Rodolfo Cardenal, director del Centro Monseñor Romero
Las impertinentes declaraciones del Ministro de la Defensa Nacional sobre las elecciones presidenciales suscitaron, justificadamente, airadas protestas. Sin embargo, esa intervención no es excepcional. Este general suele interferir en la política nacional con frecuencia. La Constitución no se lo permite, pero tampoco ninguna autoridad se atreve a sancionarlo. La injerencia sistemática del general evidencia que el control civil del Estado de derecho sobre el Ejército es una cuestión abierta. El desafío es tan descarado que el Ministro gusta comparecer ante la opinión pública escoltado por la alta oficialidad militar.
La teoría política sostiene que requisito indispensable de la consolidación democrática es el sometimiento firme de los militares a la autoridad civil. Pero la experiencia demuestra que la teoría no es suficiente para contener el poder militar dentro de los límites de la institucionalidad democrática. Ese poder, por su propia naturaleza, tiende a incursionar en la vida civil y política. De ahí que invocar una presunta vocación democrática sea inútil.
Ciertamente, los acuerdos de 1992 lograron que los militares regresaran a los cuarteles. Pero no por mucho tiempo. Los Gobiernos de Arena y del FMLN los volvieron a sacar de sus recintos amurallados. Los llamaron a luchar contra las pandillas y la violencia social, y les otorgaron funciones policiales. La excepcionalidad del primer momento se convirtió en normalidad. En la actualidad, la fusión de militares y policías es aceptada como algo natural. De esa manera, los generales y coroneles aumentaron su injerencia en la política y usurparon competencias de la autoridad civil, con lo cual han contribuido a deteriorar la institucionalidad del Estado de derecho.
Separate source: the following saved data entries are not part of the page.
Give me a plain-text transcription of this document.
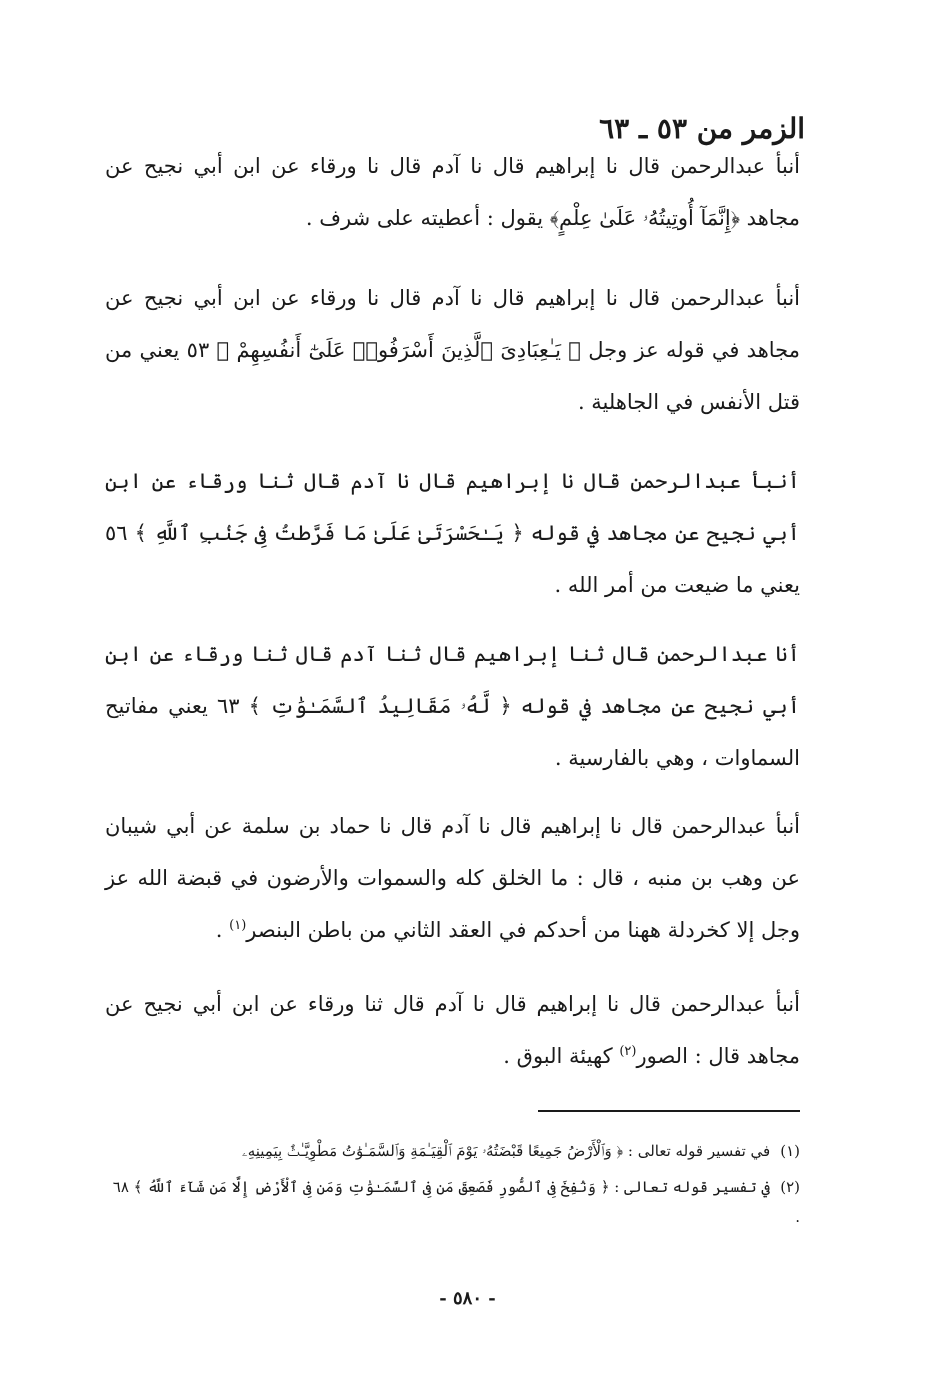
الزمر من ٥٣ ـ ٦٣

أنبأ عبدالرحمن قال نا إبراهيم قال نا آدم قال نا ورقاء عن ابن أبي نجيح عن مجاهد ﴿إِنَّمَآ أُوتِيتُهُۥ عَلَىٰ عِلْمٍ﴾ يقول : أعطيته على شرف .

أنبأ عبدالرحمن قال نا إبراهيم قال نا آدم قال نا ورقاء عن ابن أبي نجيح عن مجاهد في قوله عز وجل ﴿ يَـٰعِبَادِىَ ٱلَّذِينَ أَسْرَفُوا۟ عَلَىٰٓ أَنفُسِهِمْ ﴾ ٥٣ يعني من قتل الأنفس في الجاهلية .

أنبأ عبدالرحمن قال نا إبراهيم قال نا آدم قال ثنا ورقاء عن ابن أبي نجيح عن مجاهد في قوله ﴿ يَـٰحَسْرَتَىٰ عَلَىٰ مَا فَرَّطتُ فِى جَنۢبِ ٱللَّهِ ﴾ ٥٦ يعني ما ضيعت من أمر الله .

أنا عبدالرحمن قال ثنا إبراهيم قال ثنا آدم قال ثنا ورقاء عن ابن أبي نجيح عن مجاهد في قوله ﴿ لَّهُۥ مَقَالِيدُ ٱلسَّمَـٰوَٰتِ ﴾ ٦٣ يعني مفاتيح السماوات ، وهي بالفارسية .

أنبأ عبدالرحمن قال نا إبراهيم قال نا آدم قال نا حماد بن سلمة عن أبي شيبان عن وهب بن منبه ، قال : ما الخلق كله والسموات والأرضون في قبضة الله عز وجل إلا كخردلة ههنا من أحدكم في العقد الثاني من باطن البنصر$^{(١)}$ .

أنبأ عبدالرحمن قال نا إبراهيم قال نا آدم قال ثنا ورقاء عن ابن أبي نجيح عن مجاهد قال : الصور$^{(٢)}$ كهيئة البوق .

(١)في تفسير قوله تعالى : ﴿ وَٱلْأَرْضُ جَمِيعًا قَبْضَتُهُۥ يَوْمَ ٱلْقِيَـٰمَةِ وَٱلسَّمَـٰوَٰتُ مَطْوِيَّـٰتٌۢ بِيَمِينِهِۦ
(٢)في تفسير قوله تعالى : ﴿ وَنُفِخَ فِى ٱلصُّورِ فَصَعِقَ مَن فِى ٱلسَّمَـٰوَٰتِ وَمَن فِى ٱلْأَرْضِ إِلَّا مَن شَآءَ ٱللَّهُ ﴾ ٦٨ .
- ٥٨٠ -
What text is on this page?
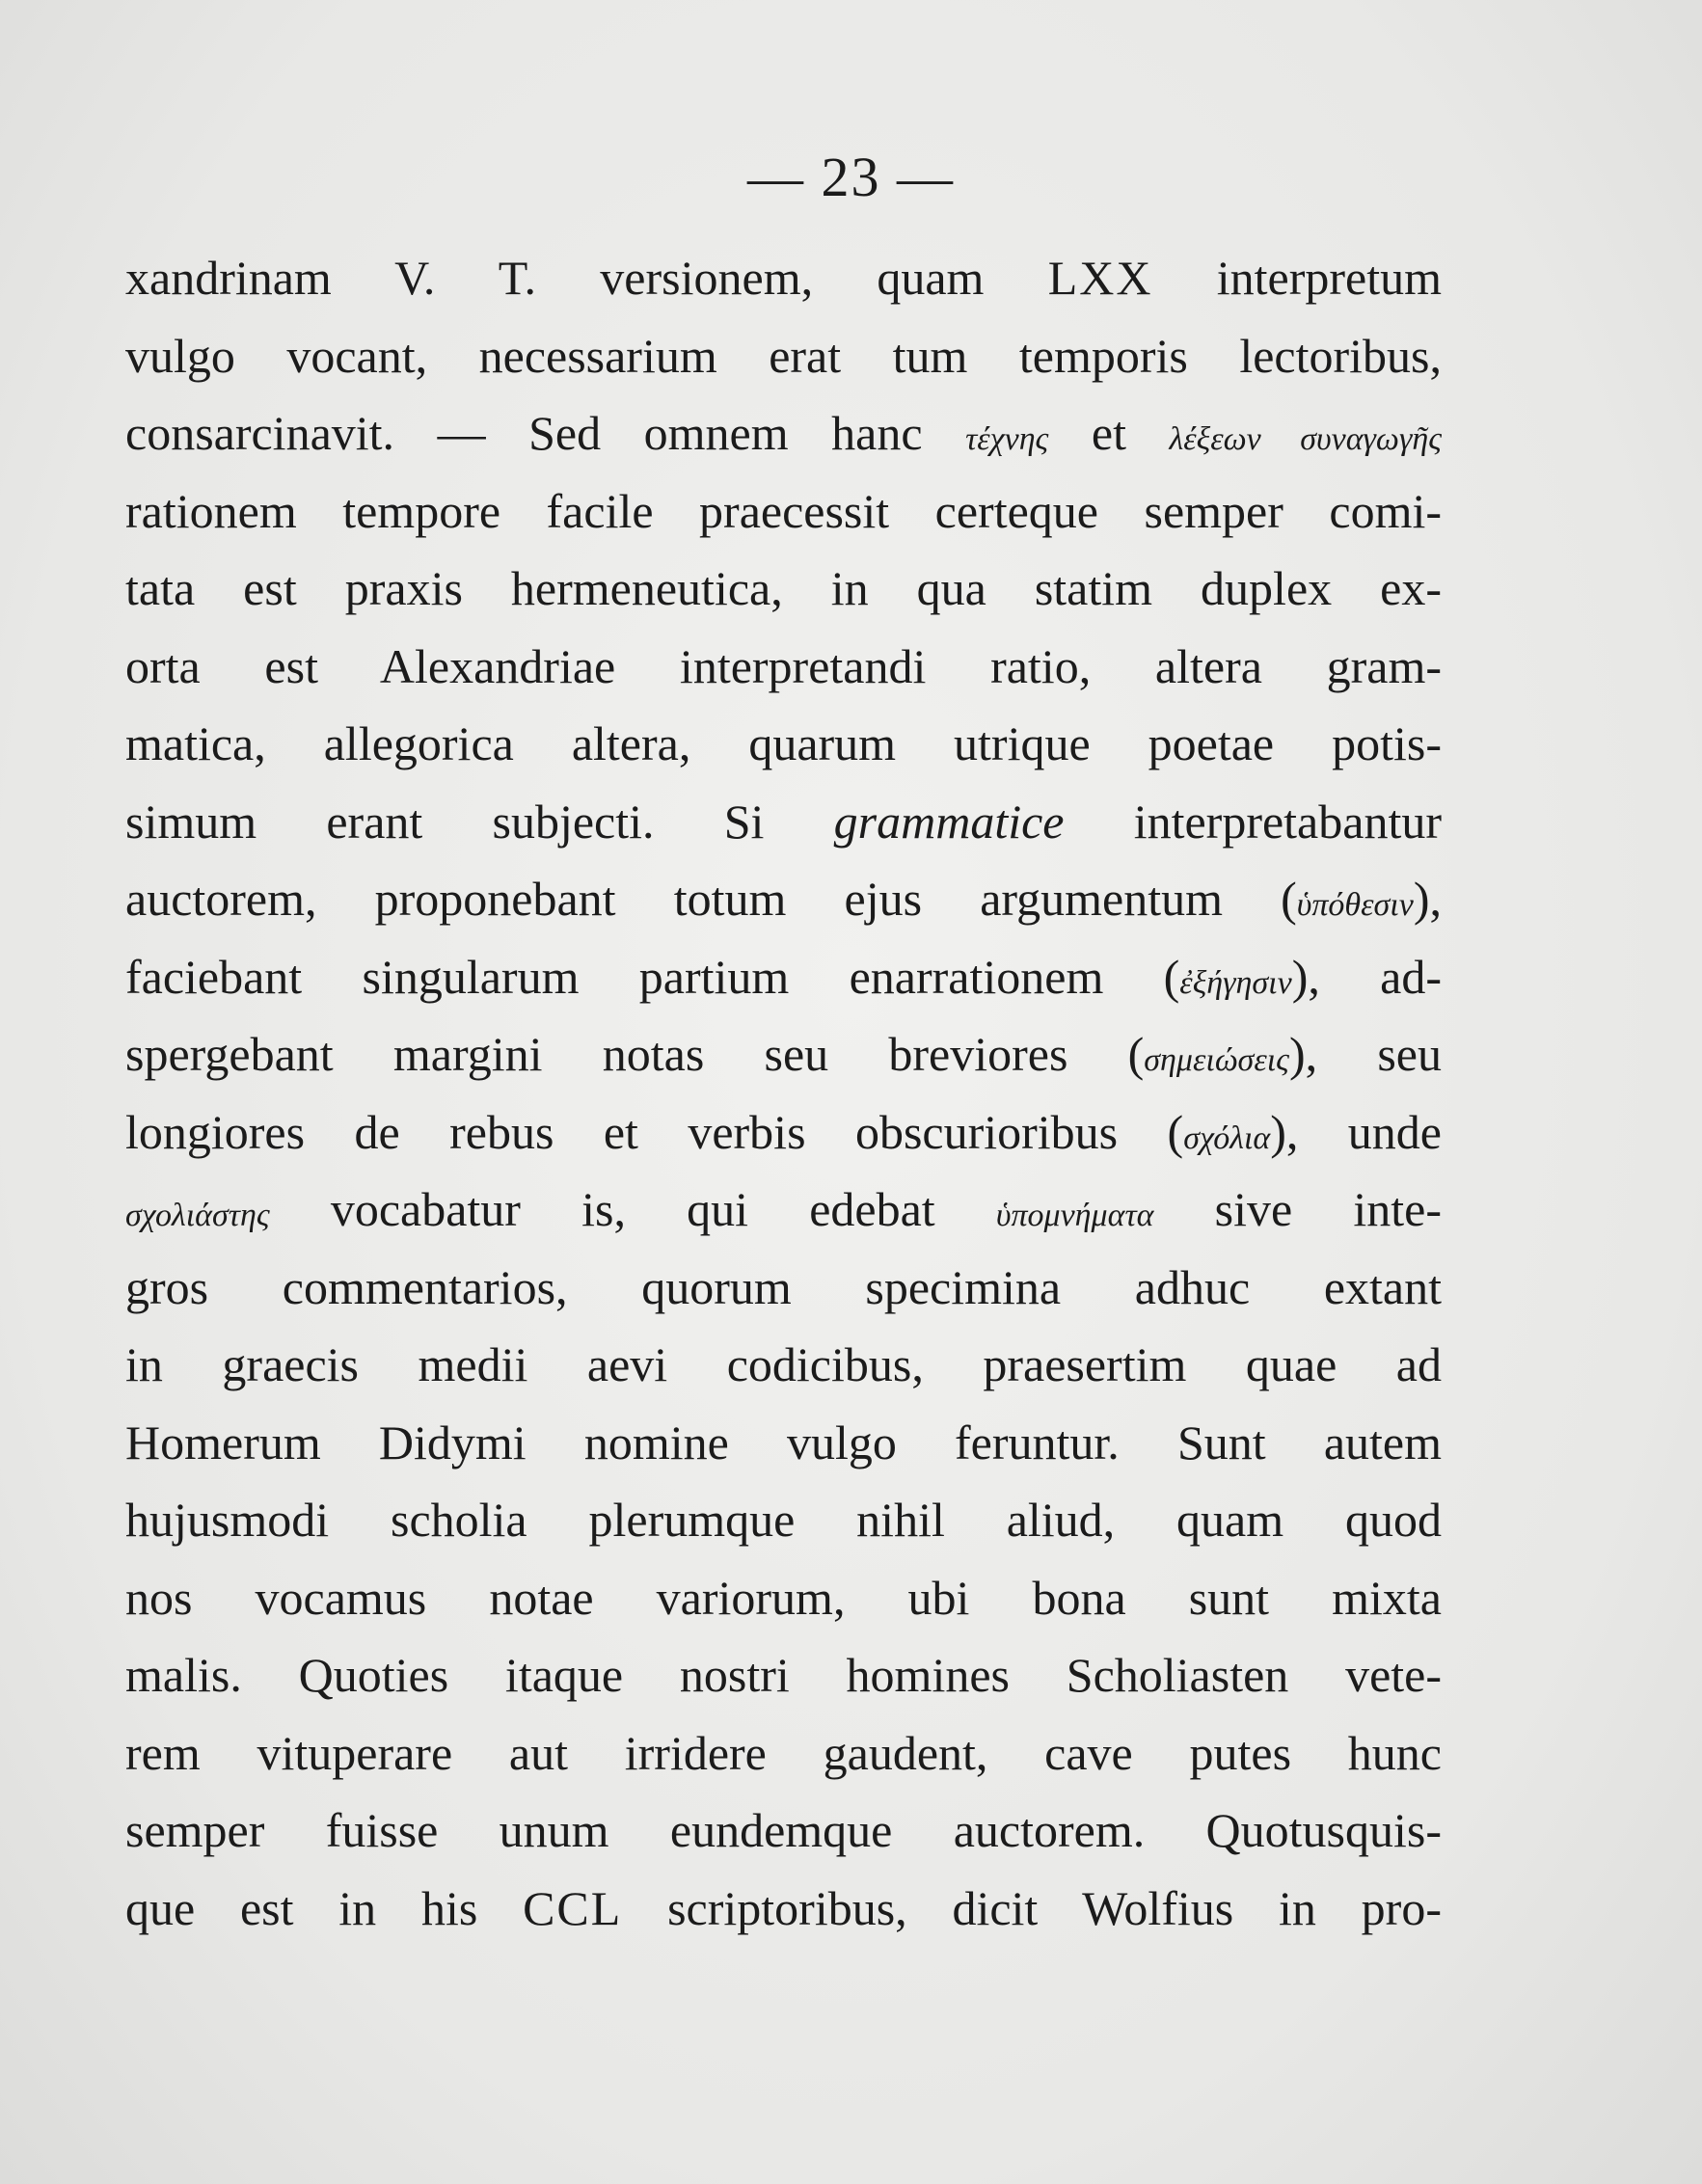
— 23 —
xandrinam V. T. versionem, quam LXX interpretum
vulgo vocant, necessarium erat tum temporis lectoribus,
consarcinavit. — Sed omnem hanc τέχνης et λέξεων συναγωγῆς
rationem tempore facile praecessit certeque semper comi-
tata est praxis hermeneutica, in qua statim duplex ex-
orta est Alexandriae interpretandi ratio, altera gram-
matica, allegorica altera, quarum utrique poetae potis-
simum erant subjecti. Si grammatice interpretabantur
auctorem, proponebant totum ejus argumentum (ὑπόθεσιν),
faciebant singularum partium enarrationem (ἐξήγησιν), ad-
spergebant margini notas seu breviores (σημειώσεις), seu
longiores de rebus et verbis obscurioribus (σχόλια), unde
σχολιάστης vocabatur is, qui edebat ὑπομνήματα sive inte-
gros commentarios, quorum specimina adhuc extant
in graecis medii aevi codicibus, praesertim quae ad
Homerum Didymi nomine vulgo feruntur. Sunt autem
hujusmodi scholia plerumque nihil aliud, quam quod
nos vocamus notae variorum, ubi bona sunt mixta
malis. Quoties itaque nostri homines Scholiasten vete-
rem vituperare aut irridere gaudent, cave putes hunc
semper fuisse unum eundemque auctorem. Quotusquis-
que est in his CCL scriptoribus, dicit Wolfius in pro-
Todo ello sin que su contribución a la paz social haya sido determinante.
Irónicamente, los militares no forzaron su regreso al ámbito de la política, sino que las autoridades elegidas, los políticos y sus partidos, los llamaron y los convirtieron en pilar fundamental de sus proyectos. El regreso de los militares está relacionado directamente con el fracaso de los Gobiernos de Arena y del FMLN para contener el conflicto social. Los militares, por su lado, han aprovechado su participación activa y directa en la seguridad ciudadana para establecer vínculos estrechos con el poder político y una relación desproporcionadamente cercana con la población.
El Gobierno central no solo cuenta con los militares para luchar contra la violencia social, sino también para ejecutar algunas políticas sociales, para dirigir la inteligencia del Estado, para supervisar las armas de fuego y para otras funciones que competen a civiles: los políticos. Una vez introducidos en estos ámbitos, los militares se las han arreglado para obtener concesiones económicas importantes, y no es raro que periódicamente aparezcan implicados en el enriquecimiento ilícito, el tráfico de armas de guerra y de influencias, la limpieza social y la impunidad. Dadas estas realidades, es normal que el Ministro opine sobre cuestiones políticas y sociales.
Los Gobiernos de Arena y del FMLN nunca se han planteado minimizar o neutralizar la intervención militar en la política y la sociedad. Tal vez por faltarles valor, o por desinterés, o por no disponer de recursos, o por todo ello. Los generales y coroneles ya no entran en Casa Presidencial empuñando las armas, sino por los portones privilegiados reservados para las autoridades. Curiosamente, esta cuestión no figura en los inagotables discursos electorales del momento.
El Estado carece de capacidad para controlar institucionalmente a sus fuerzas armadas. Prueba de ello es el Ministerio de la Defensa Nacional, cuya institucionalización ha sido descuidada por el Gobierno central. La inexperiencia civil en los asuntos relacionados con la defensa ha dejado el espacio libre a los militares, quienes deciden con criterios exclusivamente castrenses cuestiones políticas. Esto, a su vez, no anima a los civiles a especializarse en defensa y seguridad, campos de los cuales los militares se han apoderado indebidamente. Este círculo vicioso retiene a los generales y coroneles en una instancia, por definición, civil y política.
En síntesis, tanto los políticos como los militares atentan contra el fundamento democrático del Estado. La iniciativa ha sido de los políticos, pero los militares no han sabido negarse y han acudido de buena gana a su llamado. Aquellos han neutralizado voluntaria e inconscientemente una porción importante de la autoridad estatal al entregársela a los militares y estos se la han apropiado sin caer en la cuenta que erosionaban la institución militar que tanto veneran.